Keighley War Hospital

A crowded ward in the Keighley War Hospital

A ‘Jock’ called A. Leslie even tried to describe her in atrocious verse:

To cheer us up with a smile and song
There’s none can beat Miss Collett,
And if she says, I’ll be up next night
She never breaks her promise.

Some evenings when there’s nothing doing
And we’re not out on bail She’ll say,
If you’re not tired of it
We’ll have that long, long trail.

She always has a kindly word
or all us weak and lame,
And though she can’t put on a tie
God bless her all the same.

Now dear Miss Collett,
I hope you will Excuse this first attempt of mine,
And as you read I hope it won’t
Send cold shivers down your spine.

This tells us that she was a much appreciated and frequent visitor, that morale was boosted by popular singsongs, and that she had tried in vain to fasten men’s ties for them. For the patients she represented normal life:

Annie is your name,
Single is your station.
Happy will be the man
Who’ll make the alteration…

Early in 1940 middle-aged Mrs. Maud Marks of the Keighley Salvation Army volunteered to serve tea and buns to the troops in France. This was still the period of the socalled ‘phoney war’, which ended abruptly with the German advance in May. Caught up in a great retreat, Mrs. Marks remained in France after Dunkirk, escaping in a June evacuation from St. Nazaire. On her return to Keighley, the local Salvation Army asked her to give a talk, so she wrote down her experiences in a cheap exercise book.

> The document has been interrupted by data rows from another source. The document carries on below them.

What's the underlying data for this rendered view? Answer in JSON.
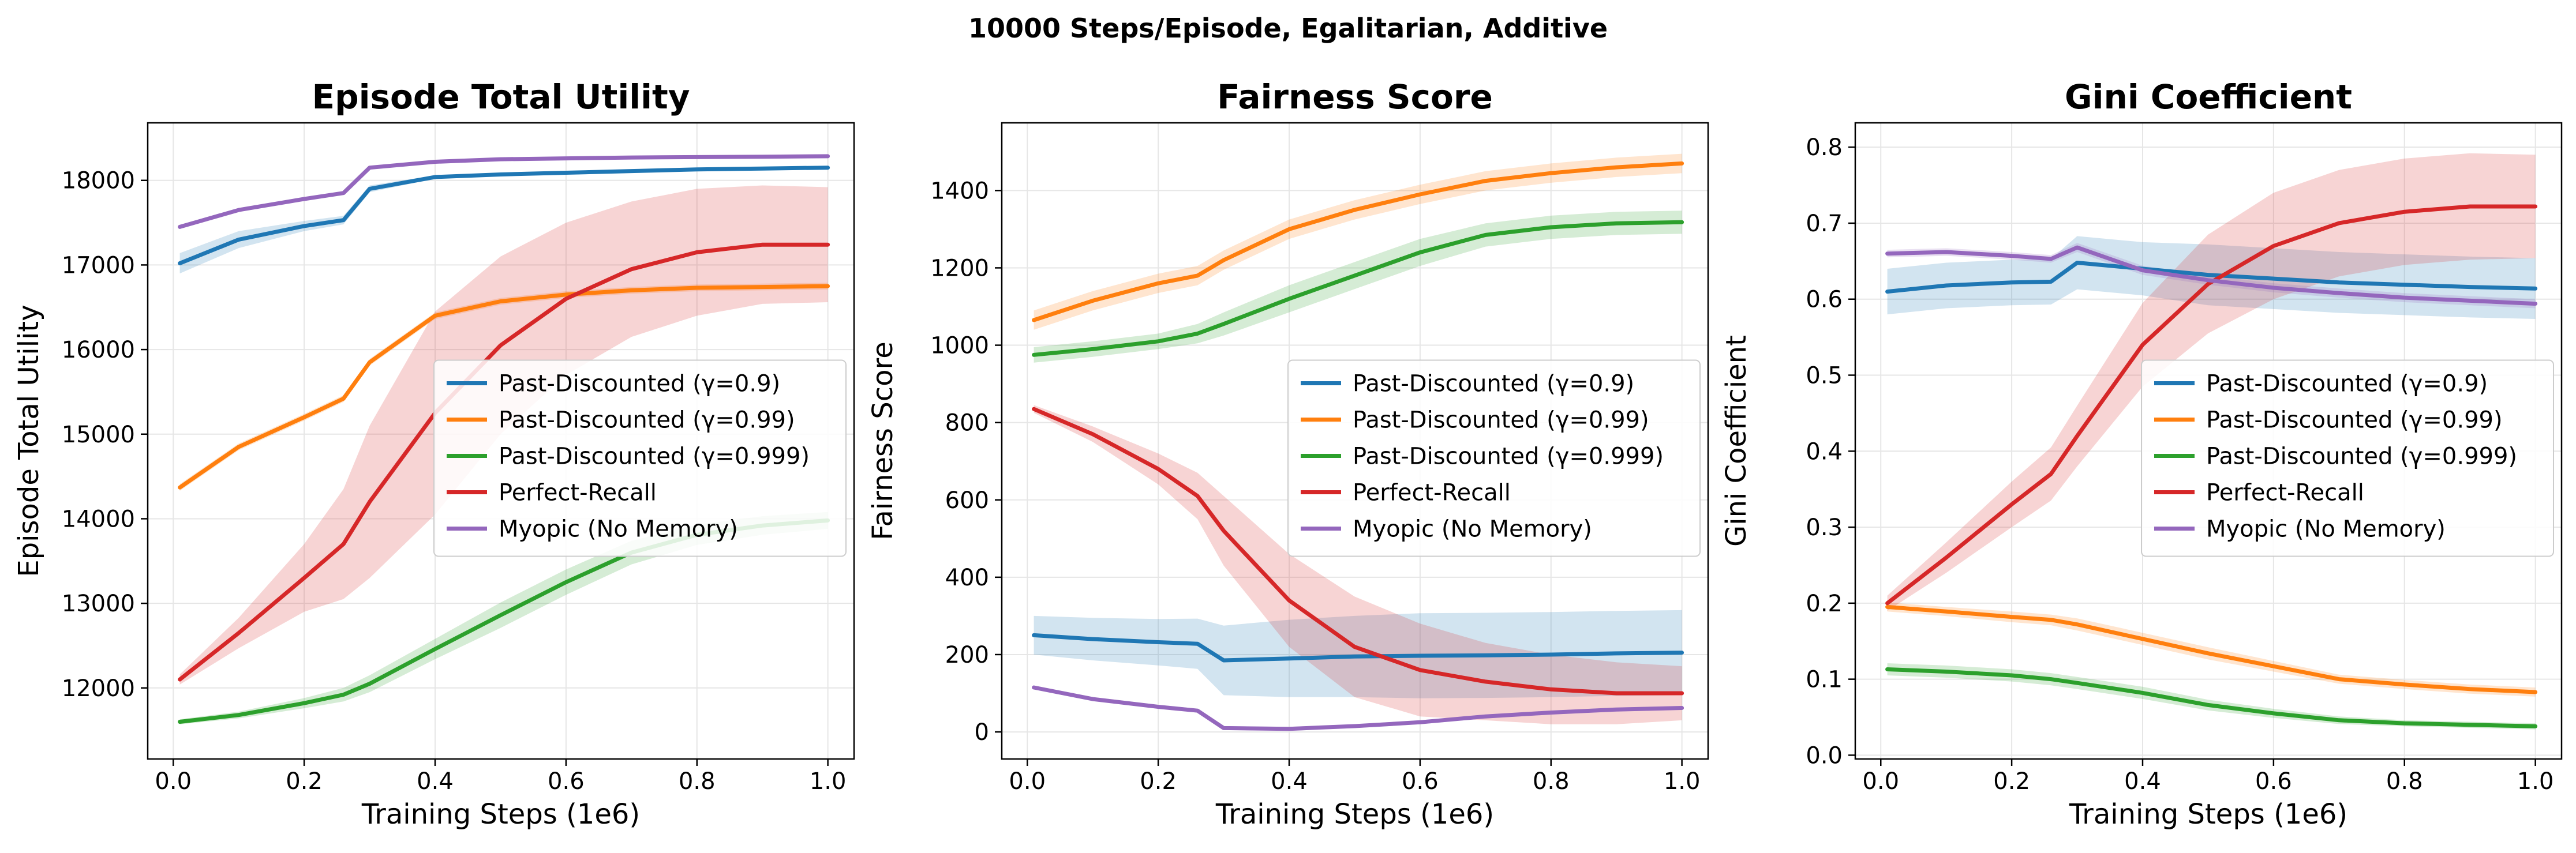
{
  "suptitle": "10000 Steps/Episode, Egalitarian, Additive",
  "colors": {
    "Past-Discounted (γ=0.9)": "#1f77b4",
    "Past-Discounted (γ=0.99)": "#ff7f0e",
    "Past-Discounted (γ=0.999)": "#2ca02c",
    "Perfect-Recall": "#d62728",
    "Myopic (No Memory)": "#9467bd"
  },
  "chart_data": [
    {
      "type": "line",
      "title": "Episode Total Utility",
      "xlabel": "Training Steps (1e6)",
      "ylabel": "Episode Total Utility",
      "xlim": [
        -0.039,
        1.04
      ],
      "ylim": [
        11160,
        18680
      ],
      "xticks": [
        0.0,
        0.2,
        0.4,
        0.6,
        0.8,
        1.0
      ],
      "xtick_labels": [
        "0.0",
        "0.2",
        "0.4",
        "0.6",
        "0.8",
        "1.0"
      ],
      "yticks": [
        12000,
        13000,
        14000,
        15000,
        16000,
        17000,
        18000
      ],
      "ytick_labels": [
        "12000",
        "13000",
        "14000",
        "15000",
        "16000",
        "17000",
        "18000"
      ],
      "legend": "center-right",
      "grid": true,
      "x": [
        0.01,
        0.1,
        0.2,
        0.26,
        0.3,
        0.4,
        0.5,
        0.6,
        0.7,
        0.8,
        0.9,
        1.0
      ],
      "series": [
        {
          "name": "Past-Discounted (γ=0.9)",
          "values": [
            17020,
            17300,
            17460,
            17530,
            17900,
            18040,
            18070,
            18090,
            18110,
            18130,
            18140,
            18150
          ],
          "band": [
            120,
            100,
            60,
            50,
            40,
            20,
            20,
            20,
            20,
            20,
            20,
            20
          ]
        },
        {
          "name": "Past-Discounted (γ=0.99)",
          "values": [
            14370,
            14850,
            15200,
            15420,
            15850,
            16400,
            16570,
            16650,
            16700,
            16730,
            16740,
            16750
          ],
          "band": [
            40,
            40,
            40,
            40,
            40,
            40,
            40,
            40,
            40,
            40,
            40,
            40
          ]
        },
        {
          "name": "Past-Discounted (γ=0.999)",
          "values": [
            11600,
            11680,
            11820,
            11920,
            12050,
            12460,
            12860,
            13250,
            13600,
            13810,
            13920,
            13980
          ],
          "band": [
            30,
            40,
            60,
            80,
            100,
            120,
            150,
            150,
            140,
            120,
            110,
            100
          ]
        },
        {
          "name": "Perfect-Recall",
          "values": [
            12100,
            12650,
            13300,
            13700,
            14200,
            15250,
            16050,
            16600,
            16950,
            17150,
            17240,
            17240
          ],
          "band": [
            60,
            180,
            400,
            650,
            900,
            1200,
            1050,
            900,
            800,
            750,
            700,
            680
          ]
        },
        {
          "name": "Myopic (No Memory)",
          "values": [
            17450,
            17650,
            17780,
            17850,
            18150,
            18220,
            18250,
            18260,
            18270,
            18275,
            18280,
            18285
          ],
          "band": [
            10,
            10,
            10,
            10,
            10,
            10,
            10,
            10,
            10,
            10,
            10,
            10
          ]
        }
      ]
    },
    {
      "type": "line",
      "title": "Fairness Score",
      "xlabel": "Training Steps (1e6)",
      "ylabel": "Fairness Score",
      "xlim": [
        -0.039,
        1.04
      ],
      "ylim": [
        -70,
        1575
      ],
      "xticks": [
        0.0,
        0.2,
        0.4,
        0.6,
        0.8,
        1.0
      ],
      "xtick_labels": [
        "0.0",
        "0.2",
        "0.4",
        "0.6",
        "0.8",
        "1.0"
      ],
      "yticks": [
        0,
        200,
        400,
        600,
        800,
        1000,
        1200,
        1400
      ],
      "ytick_labels": [
        "0",
        "200",
        "400",
        "600",
        "800",
        "1000",
        "1200",
        "1400"
      ],
      "legend": "center-right",
      "grid": true,
      "x": [
        0.01,
        0.1,
        0.2,
        0.26,
        0.3,
        0.4,
        0.5,
        0.6,
        0.7,
        0.8,
        0.9,
        1.0
      ],
      "series": [
        {
          "name": "Past-Discounted (γ=0.9)",
          "values": [
            250,
            240,
            232,
            228,
            185,
            190,
            195,
            197,
            198,
            200,
            203,
            205
          ],
          "band": [
            50,
            55,
            60,
            65,
            90,
            100,
            105,
            110,
            110,
            110,
            110,
            110
          ]
        },
        {
          "name": "Past-Discounted (γ=0.99)",
          "values": [
            1065,
            1115,
            1160,
            1180,
            1220,
            1300,
            1350,
            1390,
            1425,
            1445,
            1460,
            1470
          ],
          "band": [
            25,
            25,
            25,
            25,
            25,
            25,
            25,
            25,
            25,
            25,
            25,
            25
          ]
        },
        {
          "name": "Past-Discounted (γ=0.999)",
          "values": [
            975,
            990,
            1010,
            1030,
            1055,
            1120,
            1180,
            1240,
            1285,
            1305,
            1315,
            1318
          ],
          "band": [
            20,
            20,
            20,
            25,
            30,
            35,
            35,
            35,
            30,
            30,
            30,
            30
          ]
        },
        {
          "name": "Perfect-Recall",
          "values": [
            835,
            770,
            680,
            610,
            520,
            340,
            220,
            160,
            130,
            110,
            100,
            100
          ],
          "band": [
            10,
            20,
            40,
            60,
            90,
            120,
            130,
            120,
            100,
            90,
            80,
            70
          ]
        },
        {
          "name": "Myopic (No Memory)",
          "values": [
            115,
            85,
            65,
            55,
            10,
            8,
            15,
            25,
            40,
            50,
            58,
            62
          ],
          "band": [
            5,
            5,
            5,
            5,
            5,
            5,
            5,
            5,
            5,
            5,
            5,
            5
          ]
        }
      ]
    },
    {
      "type": "line",
      "title": "Gini Coefficient",
      "xlabel": "Training Steps (1e6)",
      "ylabel": "Gini Coefficient",
      "xlim": [
        -0.039,
        1.04
      ],
      "ylim": [
        -0.005,
        0.832
      ],
      "xticks": [
        0.0,
        0.2,
        0.4,
        0.6,
        0.8,
        1.0
      ],
      "xtick_labels": [
        "0.0",
        "0.2",
        "0.4",
        "0.6",
        "0.8",
        "1.0"
      ],
      "yticks": [
        0.0,
        0.1,
        0.2,
        0.3,
        0.4,
        0.5,
        0.6,
        0.7,
        0.8
      ],
      "ytick_labels": [
        "0.0",
        "0.1",
        "0.2",
        "0.3",
        "0.4",
        "0.5",
        "0.6",
        "0.7",
        "0.8"
      ],
      "legend": "center-right",
      "grid": true,
      "x": [
        0.01,
        0.1,
        0.2,
        0.26,
        0.3,
        0.4,
        0.5,
        0.6,
        0.7,
        0.8,
        0.9,
        1.0
      ],
      "series": [
        {
          "name": "Past-Discounted (γ=0.9)",
          "values": [
            0.61,
            0.618,
            0.622,
            0.623,
            0.648,
            0.64,
            0.632,
            0.627,
            0.622,
            0.619,
            0.616,
            0.614
          ],
          "band": [
            0.03,
            0.03,
            0.03,
            0.03,
            0.035,
            0.035,
            0.04,
            0.04,
            0.04,
            0.04,
            0.04,
            0.04
          ]
        },
        {
          "name": "Past-Discounted (γ=0.99)",
          "values": [
            0.195,
            0.189,
            0.182,
            0.178,
            0.172,
            0.153,
            0.134,
            0.117,
            0.1,
            0.093,
            0.087,
            0.083
          ],
          "band": [
            0.006,
            0.006,
            0.007,
            0.007,
            0.008,
            0.008,
            0.008,
            0.007,
            0.006,
            0.006,
            0.006,
            0.006
          ]
        },
        {
          "name": "Past-Discounted (γ=0.999)",
          "values": [
            0.113,
            0.11,
            0.105,
            0.1,
            0.095,
            0.082,
            0.066,
            0.055,
            0.046,
            0.042,
            0.04,
            0.038
          ],
          "band": [
            0.008,
            0.008,
            0.008,
            0.008,
            0.008,
            0.008,
            0.007,
            0.006,
            0.005,
            0.004,
            0.004,
            0.004
          ]
        },
        {
          "name": "Perfect-Recall",
          "values": [
            0.2,
            0.26,
            0.33,
            0.37,
            0.42,
            0.54,
            0.62,
            0.67,
            0.7,
            0.715,
            0.722,
            0.722
          ],
          "band": [
            0.01,
            0.02,
            0.03,
            0.035,
            0.04,
            0.055,
            0.065,
            0.07,
            0.07,
            0.07,
            0.07,
            0.068
          ]
        },
        {
          "name": "Myopic (No Memory)",
          "values": [
            0.66,
            0.662,
            0.657,
            0.653,
            0.668,
            0.638,
            0.625,
            0.615,
            0.608,
            0.602,
            0.598,
            0.594
          ],
          "band": [
            0.005,
            0.005,
            0.005,
            0.005,
            0.006,
            0.006,
            0.006,
            0.006,
            0.006,
            0.006,
            0.006,
            0.006
          ]
        }
      ]
    }
  ]
}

Issued with two blankets and measured for a uniform in London, she had joined a Salvation Army contingent “somewhere in France”, quartered in a hotel. Mrs. Marks too had an autograph album, from whose entries we learn about her. “Keep your face towards the sunshine and the shadows will fall behind you,” wrote a sergeant called Chris. “In memory of many laughs and smiles”, whilst Alex and Geoff “greatly appreciated your many kindnesses and cheerful smile.” Obviously the Salvation Army ladies offered more than tea and buns, for soldiers “brought their sorrows and difficulties to us.”

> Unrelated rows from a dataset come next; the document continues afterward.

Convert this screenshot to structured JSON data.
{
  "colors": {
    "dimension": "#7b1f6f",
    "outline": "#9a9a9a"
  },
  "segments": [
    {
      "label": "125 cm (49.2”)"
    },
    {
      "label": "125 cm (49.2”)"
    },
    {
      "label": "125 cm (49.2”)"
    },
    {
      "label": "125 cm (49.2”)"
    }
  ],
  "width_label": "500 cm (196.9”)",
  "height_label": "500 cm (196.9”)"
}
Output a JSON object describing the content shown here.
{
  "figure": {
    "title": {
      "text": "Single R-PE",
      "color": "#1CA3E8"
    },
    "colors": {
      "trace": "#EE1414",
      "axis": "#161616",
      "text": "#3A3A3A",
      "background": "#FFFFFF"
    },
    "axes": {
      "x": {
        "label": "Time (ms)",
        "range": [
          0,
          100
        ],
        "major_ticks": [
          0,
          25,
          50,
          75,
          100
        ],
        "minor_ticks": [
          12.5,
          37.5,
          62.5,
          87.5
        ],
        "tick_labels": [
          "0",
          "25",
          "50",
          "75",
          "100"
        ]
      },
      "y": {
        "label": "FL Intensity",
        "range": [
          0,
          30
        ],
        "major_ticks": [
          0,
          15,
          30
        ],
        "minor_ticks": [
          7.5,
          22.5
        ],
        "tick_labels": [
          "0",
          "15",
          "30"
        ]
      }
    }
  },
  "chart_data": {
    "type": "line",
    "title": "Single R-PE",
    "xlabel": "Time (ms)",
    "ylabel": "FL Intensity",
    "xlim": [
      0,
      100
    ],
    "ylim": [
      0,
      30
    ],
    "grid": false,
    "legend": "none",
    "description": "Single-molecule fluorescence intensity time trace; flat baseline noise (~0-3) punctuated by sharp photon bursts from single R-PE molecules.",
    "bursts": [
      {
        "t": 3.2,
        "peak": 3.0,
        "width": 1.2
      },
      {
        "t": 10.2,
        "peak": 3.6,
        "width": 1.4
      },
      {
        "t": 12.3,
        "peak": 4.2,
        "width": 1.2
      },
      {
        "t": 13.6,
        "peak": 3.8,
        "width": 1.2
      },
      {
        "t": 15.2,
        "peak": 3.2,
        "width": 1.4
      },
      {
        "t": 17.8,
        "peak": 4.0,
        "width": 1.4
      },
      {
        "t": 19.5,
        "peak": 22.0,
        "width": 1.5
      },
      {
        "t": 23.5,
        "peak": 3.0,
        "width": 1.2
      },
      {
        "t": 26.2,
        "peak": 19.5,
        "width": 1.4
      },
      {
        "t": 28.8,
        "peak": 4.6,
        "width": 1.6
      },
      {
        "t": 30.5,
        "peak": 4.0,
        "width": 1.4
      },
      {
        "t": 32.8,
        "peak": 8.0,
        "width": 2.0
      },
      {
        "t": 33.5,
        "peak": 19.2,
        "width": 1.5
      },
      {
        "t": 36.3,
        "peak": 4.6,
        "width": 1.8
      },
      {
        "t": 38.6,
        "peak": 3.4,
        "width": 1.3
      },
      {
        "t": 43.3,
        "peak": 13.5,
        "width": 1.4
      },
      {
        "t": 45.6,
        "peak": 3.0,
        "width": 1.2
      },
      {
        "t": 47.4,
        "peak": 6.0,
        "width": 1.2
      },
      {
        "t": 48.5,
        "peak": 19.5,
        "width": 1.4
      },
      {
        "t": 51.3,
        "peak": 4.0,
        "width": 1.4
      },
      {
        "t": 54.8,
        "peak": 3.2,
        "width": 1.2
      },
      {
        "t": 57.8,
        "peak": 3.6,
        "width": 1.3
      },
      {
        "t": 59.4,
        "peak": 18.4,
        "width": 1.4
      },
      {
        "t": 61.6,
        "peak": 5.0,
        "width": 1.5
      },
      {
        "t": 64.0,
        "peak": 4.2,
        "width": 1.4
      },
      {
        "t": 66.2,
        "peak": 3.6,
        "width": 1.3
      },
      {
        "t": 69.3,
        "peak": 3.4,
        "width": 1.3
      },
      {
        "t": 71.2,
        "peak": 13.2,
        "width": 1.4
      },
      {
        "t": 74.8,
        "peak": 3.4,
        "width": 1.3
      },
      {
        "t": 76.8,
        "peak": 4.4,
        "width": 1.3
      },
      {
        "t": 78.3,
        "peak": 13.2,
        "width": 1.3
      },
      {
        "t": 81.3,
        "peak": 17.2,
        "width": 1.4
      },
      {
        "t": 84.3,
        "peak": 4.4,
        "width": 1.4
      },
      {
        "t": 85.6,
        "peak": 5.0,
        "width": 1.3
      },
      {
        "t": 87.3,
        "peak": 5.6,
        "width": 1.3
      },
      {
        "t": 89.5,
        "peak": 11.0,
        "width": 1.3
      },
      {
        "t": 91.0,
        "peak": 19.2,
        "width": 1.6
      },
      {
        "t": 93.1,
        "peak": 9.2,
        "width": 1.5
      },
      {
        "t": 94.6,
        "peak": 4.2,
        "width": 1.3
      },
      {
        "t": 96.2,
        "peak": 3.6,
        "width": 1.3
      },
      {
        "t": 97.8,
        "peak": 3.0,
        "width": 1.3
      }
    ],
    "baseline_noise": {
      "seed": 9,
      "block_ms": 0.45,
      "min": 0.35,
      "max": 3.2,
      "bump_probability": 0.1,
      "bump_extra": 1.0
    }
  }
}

“I shall never forget the terrible bombing,” Mrs. Marks recalled the sudden switch to a ‘real’ war, “we just had to stay there and listen to the shrapnel on the glass roof. It was going on nearly all night, we could see the great fires blazing, we sat in the passage for hours and I tried my best to amuse them, so after they called me Gracie Fields.”

Retreating, they had to leave their French helpers behind (“they looked pitiful and begged us not to leave them”). Their Major drove his seven women and three men in a little covered wagon along roads clogged with refugees, “women with bicycles, old folks in lorries with their families and pets, it was a terrible stampede”. Days were confused, as the Germans “seemed to follow us.”

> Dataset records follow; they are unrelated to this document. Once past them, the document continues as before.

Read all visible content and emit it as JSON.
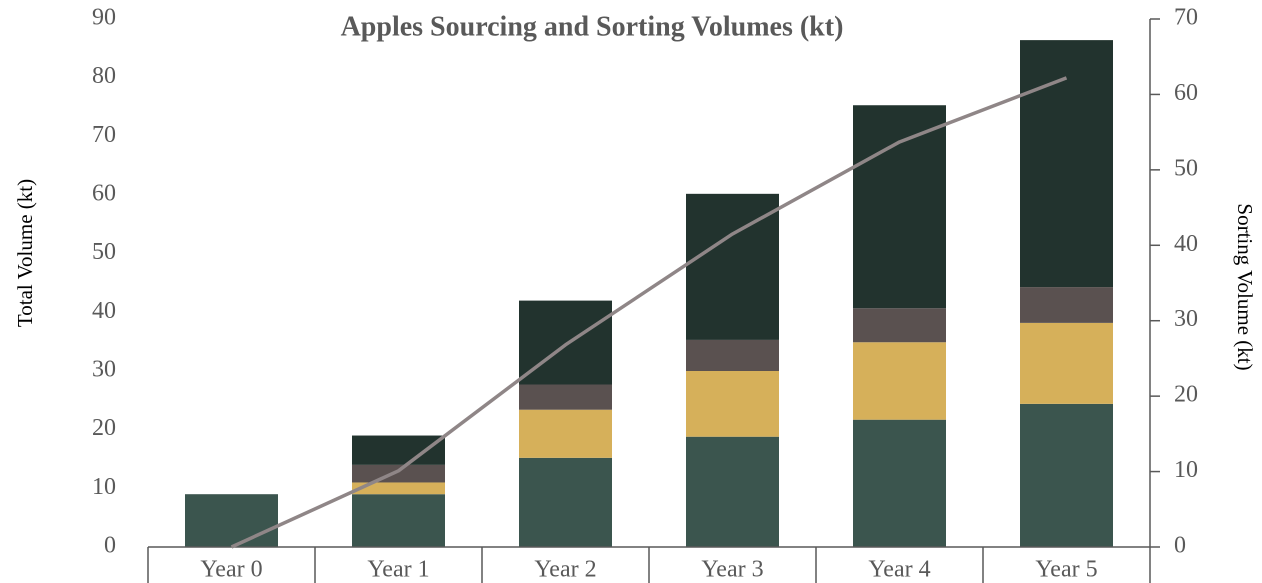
{
  "chart_data": {
    "type": "bar",
    "stacked": true,
    "title": "Apples Sourcing and Sorting Volumes (kt)",
    "ylabel": "Total Volume (kt)",
    "y2label": "Sorting Volume (kt)",
    "categories": [
      "Year 0",
      "Year 1",
      "Year 2",
      "Year 3",
      "Year 4",
      "Year 5"
    ],
    "series": [
      {
        "color": "#3b554e",
        "values": [
          9,
          9,
          15.2,
          18.8,
          21.7,
          24.4
        ]
      },
      {
        "color": "#d6b05a",
        "values": [
          0,
          2,
          8.2,
          11.2,
          13.2,
          13.8
        ]
      },
      {
        "color": "#5a5150",
        "values": [
          0,
          3,
          4.3,
          5.3,
          5.8,
          6.1
        ]
      },
      {
        "color": "#22332e",
        "values": [
          0,
          5,
          14.3,
          24.9,
          34.6,
          42.1
        ]
      },
      {
        "type": "line",
        "axis": "y2",
        "color": "#8f8687",
        "values": [
          0,
          10.1,
          26.8,
          41.5,
          53.7,
          62.2
        ]
      }
    ],
    "ylim": [
      0,
      90
    ],
    "yticks": [
      0,
      10,
      20,
      30,
      40,
      50,
      60,
      70,
      80,
      90
    ],
    "y2lim": [
      0,
      70
    ],
    "y2ticks": [
      0,
      10,
      20,
      30,
      40,
      50,
      60,
      70
    ]
  }
}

Mrs. Marks’s faith, as she simply phrased it, did not falter, and when she prayed it was for her children at home rather than herself. Perhaps these were sentiments for the benefit of her local Salvation Army, but there can be no denying the reality of how “a young worker went a bit mental and one lady Mrs. Major Glimpson was killed at Arras”. Her album took on a sombre tone. “Look Upward,” wrote Major Nora Knott. “Never mind skies overcast. Move Onward. In the path that Jesus trod. Rise Homeward day by day. From Earth to God.”

Mrs. Marks’s last hectic hours in France overwhelmed punctuation:

“We escaped to St. Nazaire where we waited in a field and was bombed all night we were in slip trenches and then we marched to the docks about 100 of us noncombatants and a ship a Polish one with all Polish waiters brought us to Plymouth with about 4,000 troops aboard as well…”

Back home, in the context of those action-fraught days, her local paper barely remarked upon her, baldly saying she had been “helping at one of those ‘Army’ huts” – surely a massive understatement.